主治医から「明日、起きてこれたら神様のプレゼントの一日と思って」と言われ、自宅での介護を開始。当時は介護の情報も少なく、何もかも手探り状態だった。

「介護保険制度ができる前だったので、全て私がやっていました。母が喜ぶことをして1日でも長生きしてもらうことしか考えていませんでした。それはこの数年、母を嫌いになってしまった自分への贖罪だったと思います。母が喜ぶことをしなければならないと勝手に背負い込んでしまい、当時は長期になるなんて想像もしていなかったので、出口が見えないままがむしゃらに突っ走る毎日でした。’00年には介護保険が開始され、主治医から『このままだとあなたが先に死にます』と手続きを勧められました。ただ当時は、私はもちろんケアマネさんもヘルパーさんもみんな初めての経験で、上手に活用できませんでした。やはり人と人なので相性もあり…」

仕事を続けながら2時間おきの痰の吸引、排せつの介助などを行うため、寝る時間が取れない毎日。次第に安藤さんが介護うつに。

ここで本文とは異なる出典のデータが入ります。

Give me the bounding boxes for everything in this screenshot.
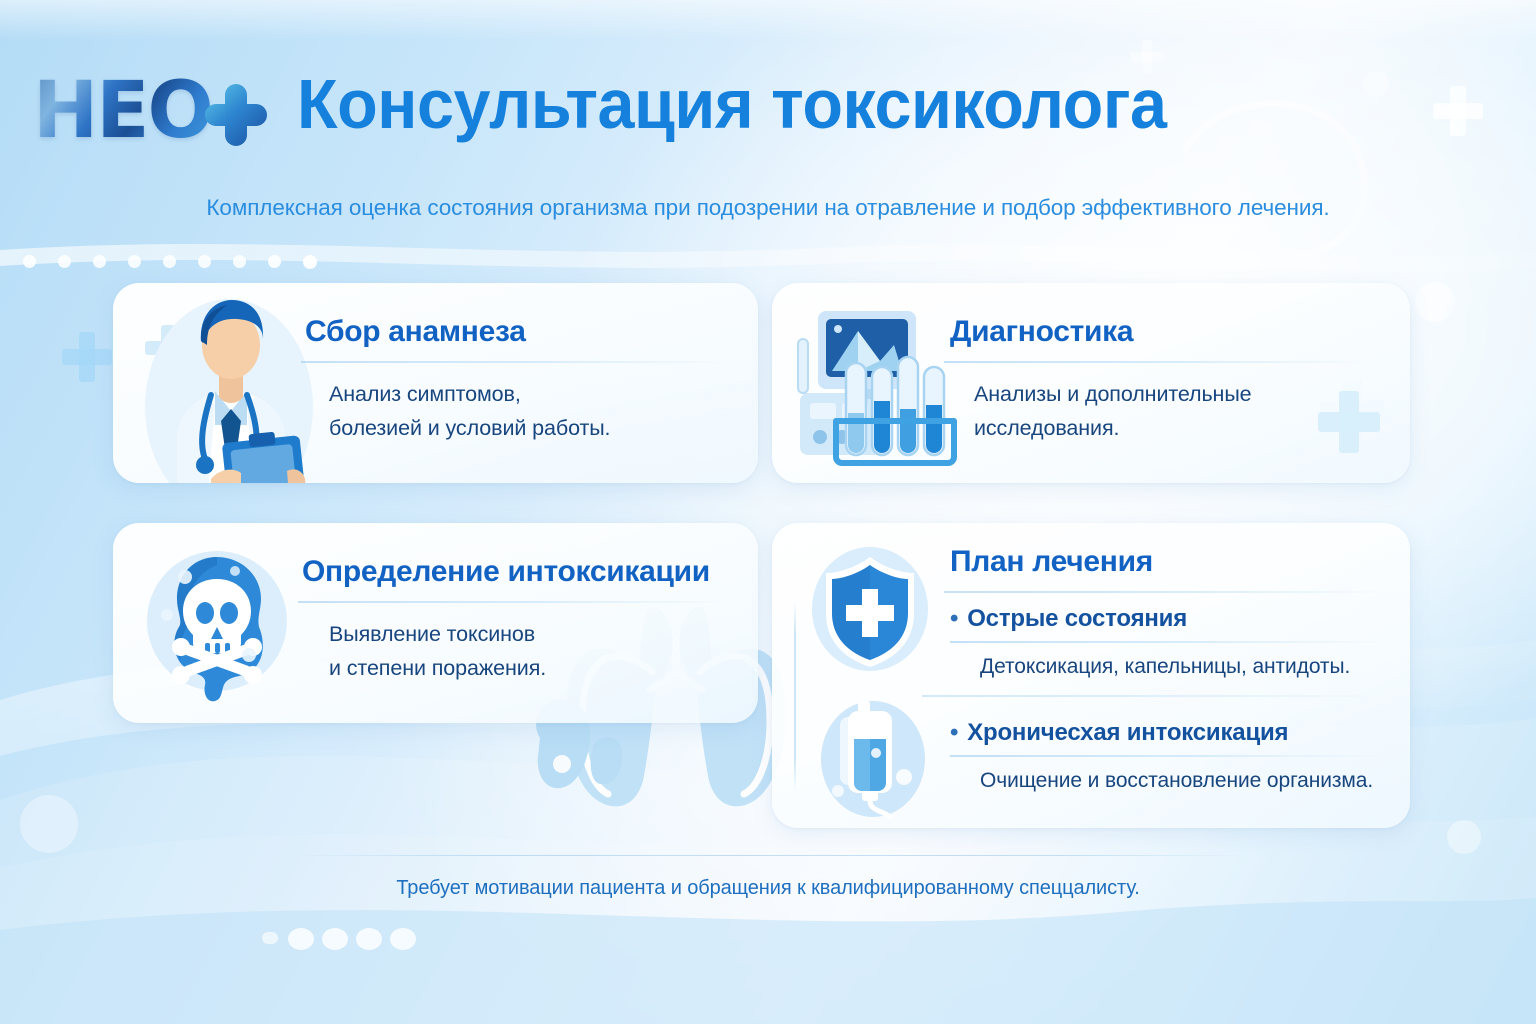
plan-item-label: •Острые состояния [950, 605, 1187, 633]
plan-divider [950, 755, 1378, 757]
card-title-treatment-plan: План лечения [950, 545, 1153, 579]
shield-cross-icon [810, 545, 930, 675]
plan-item-description: Детоксикация, капельницы, антидоты. [980, 655, 1350, 679]
bullet-icon: • [950, 719, 958, 746]
card-body-intoxication: Выявление токсинов и степени поражения. [329, 617, 729, 686]
infographic-canvas: HEO Консультация токсиколога Комплексная… [0, 0, 1536, 1024]
card-body-line: Анализы и дополнительные [974, 377, 1394, 411]
card-body-line: болезией и условий работы. [329, 411, 739, 445]
card-title-intoxication: Определение интоксикации [302, 555, 710, 589]
card-intoxication[interactable]: Определение интоксикации Выявление токси… [113, 523, 758, 723]
plan-divider [950, 641, 1378, 643]
circle-decor [1447, 820, 1481, 854]
plan-item-chronic[interactable]: •Хроничесхая интоксикация [950, 719, 1288, 747]
footer-divider [290, 855, 1246, 856]
card-body-anamnesis: Анализ симптомов, болезией и условий раб… [329, 377, 739, 446]
card-body-line: Выявление токсинов [329, 617, 729, 651]
card-title-diagnostic: Диагностика [950, 315, 1133, 349]
circle-decor [20, 795, 78, 853]
plus-decor-icon [145, 325, 191, 371]
plan-item-description: Очищение и восстановление организма. [980, 769, 1373, 793]
brand-logo[interactable]: HEO [33, 72, 212, 150]
card-title-anamnesis: Сбор анамнеза [305, 315, 526, 349]
doctor-with-clipboard-icon [137, 287, 327, 483]
bullet-icon: • [950, 605, 958, 632]
circle-decor [1415, 282, 1455, 322]
card-body-diagnostic: Анализы и дополнительные исследования. [974, 377, 1394, 446]
card-anamnesis[interactable]: Сбор анамнеза Анализ симптомов, болезией… [113, 283, 758, 483]
skull-crossbones-toxic-icon [137, 543, 297, 708]
plan-item-chronic-desc-wrap: Очищение и восстановление организма. [980, 769, 1373, 793]
iv-drip-bag-icon [818, 695, 928, 820]
lab-equipment-test-tubes-icon [784, 305, 974, 475]
page-title: Консультация токсиколога [297, 64, 1167, 144]
footer-note: Требует мотивации пациента и обращения к… [0, 877, 1536, 900]
page-subtitle: Комплексная оценка состояния организма п… [0, 195, 1536, 221]
card-divider [298, 601, 718, 603]
card-treatment-plan[interactable]: План лечения •Острые состояния Детоксика… [772, 523, 1410, 828]
plus-decor-icon [62, 332, 112, 382]
card-body-line: и степени поражения. [329, 651, 729, 685]
plus-icon [205, 84, 267, 146]
plan-item-acute[interactable]: •Острые состояния [950, 605, 1187, 633]
card-divider [944, 361, 1364, 363]
plan-left-rail [794, 601, 796, 791]
header: HEO Консультация токсиколога Комплексная… [0, 0, 1536, 250]
card-diagnostic[interactable]: Диагностика Анализы и дополнительные исс… [772, 283, 1410, 483]
card-divider [301, 361, 721, 363]
plan-item-label: •Хроничесхая интоксикация [950, 719, 1288, 747]
card-divider [944, 591, 1384, 593]
plan-item-acute-desc-wrap: Детоксикация, капельницы, антидоты. [980, 655, 1350, 679]
card-body-line: исследования. [974, 411, 1394, 445]
card-body-line: Анализ симптомов, [329, 377, 739, 411]
plan-section-divider [922, 695, 1378, 697]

「最終的に12年介護をしていましたが、後半は蓄積した疲れと慢性的な睡眠不足が重なり、負のスパイラル状態でした。一番つらかったのは、母がトイレに間に合わなかった時、つい『汚い』と口に出てしまったこと。珍しく見せた母の悲しげな顔は忘れられないです。もう自分が情けなくなり、どんどん追い詰められました。もちろん家族も体位交換などは手伝ってくれましたが、さすがに夫や娘に下の世話はさせたくないし、母もされたくなかったはず。だから自分がやらなきゃという気持ちだけで過ごしました。きっと孤独だったんだと思います。介護をして改めて感じたのは、“一人ではない”と気付かせてくれることです。私は心療内科の先生に「つらかったですね」と共感してもらえたことが、唯一の救いでした」

「化粧すると喜んでくれた」と、きれいにお化粧したお母さんと写る安藤さん

94年から始まった介護生活は’06年に終止符を打つことに。

「最期は家族が見守る中、見送ることができました。脳腫瘍で顔がむくんでいたのですが、亡くなったらすっと腫れが引いて見事な美人になって。それを見たら、母は思い残すことなく旅立ったんだと実感できました。」

 母親の年齢に近づき、改めて介護について考えることが増えてきたと安藤さんは言う。

「人の手はどんどん借りたらいいと思います。一人で背負い込む必要はないですから。あと、介護をされる方は心を大切にしてほしいですね。母は最期、話せなかったけど、話し掛けたらまばたきで反応するなど耳は聞こえていました。だから聞こえている、意思があると思って接していただければ。あと、『おばあちゃん』ではなく、名前で呼んであげてください。皆さんが歩んできたバックグラウンドを大切にしてほしいです。やはり人と人なので。介護する人、される人、従事する人、皆さんがそれぞれの人生を尊重できる関係になるといいですね」

安藤和津さんの心を動かしたmessage

この症状でよくここまで一緒に過ごしてこられましたね

「毎日生きていてありがとう」という気持ちで接していたら、母の行動も穏やかになったのですが、やはり意思の疎通はできないことが多く、悩む日々でした。そんな中で心療内科の先生がおっしゃった言葉です。母の病は前頭側頭型認知症と呼ばれ難病指定されているもので、攻撃性が強いんですよ。その症状をきちんと理解してくれた上に、私の気持ちにも寄り添ってくださって。初めて自分を分かってくれる人に出会えたと感じました。